Like something out of a video game or a scene from Spielberg’s Ready Player One movie, students from Guadalajara, Monterrey, and Querétaro interacted virtually for the subject “International Sales and Negotiation Techniques”.
“This is probably the first time in the world that this type of class, using collaborative virtual reality and counting for academic credit, has been offered,” said Irving Hidrogo, Director of Technological Innovation to CONECTA.
“It’s not just the technology, but all the pedagogical development behind it, which has enabled this to be formally incorporated into the course,” he added.
Students put their headsets on and enter a virtual environment (where they’re represented by avatars of their own devising) and can interact with their classmates.
On the platform, they can make use of resources such as presentations, videos, and notes, as well as the avatars of those taking part being able to simulate aspects of body language such as gestures.
Over the semester, they have performed exercises like this and even taken their final examination on international negotiation by playing and interacting with several fictitious characters in hypothetical negotiation cases.
“You can see yourself as a character you yourself created and you concentrate a little more on reaching that character’s goals, as if it were a video game,” said Marcos Márquez, a student from Monterrey campus.
“For instance, you can see more of the other person’s nonverbal attitude, how they behave, what they’re doing, where they’re looking, and all their gestures”, added teacher Horacio Carreón on its advantages for this subject.
TECHNOLOGY AND EDUCATION
David Garza, Rector of Tecnológico de Monterrey, told CONECTA that the institution incorporates advanced technologies in order to add value to the learning experiences of its students.
“The Collaborative Virtual Reality model allows students to interact in virtual environments and thus exposes them to situations and contexts that would not otherwise be possible,” he said.

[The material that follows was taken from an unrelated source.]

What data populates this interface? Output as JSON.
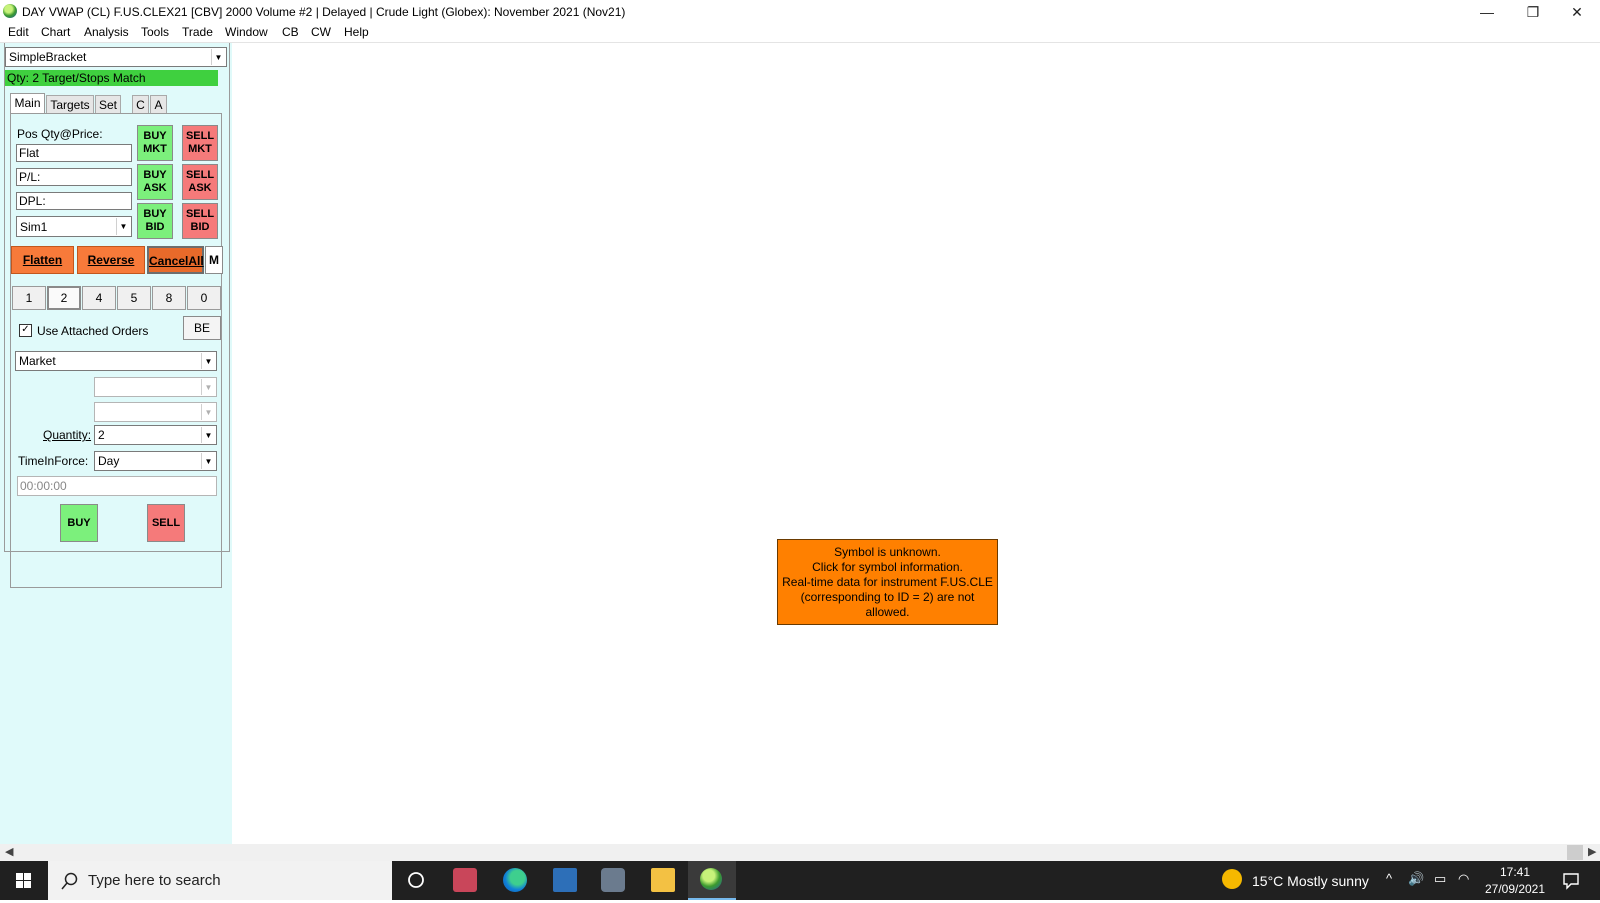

For her part, Beatriz Palacios, the Tec’s Director of Educational Innovation, said that these and other technologies are expected to be replicated in more classes, as part of implementing the TEC21 Model.
“We want to be able to deploy this as of next year in more of our subjects, with all the Tec’s campuses now being able to take part. We can ensure that students engage in this way with their classmates in other parts of the country and experience the same teaching process,” she said.
Holding classes with this type of technology has been possible thanks to the participation of the company Immersive VR Education, who have developed the virtual reality collaboration platform Engage.
At the Tec, Virtual Reality is also used in other projects such as showing parts of the human body to medical students.
This project forms part of a series of educational innovations, such as a class project using two-dimensional projection with a holographic effect and technologies such as 3D printing and artificial intelligence.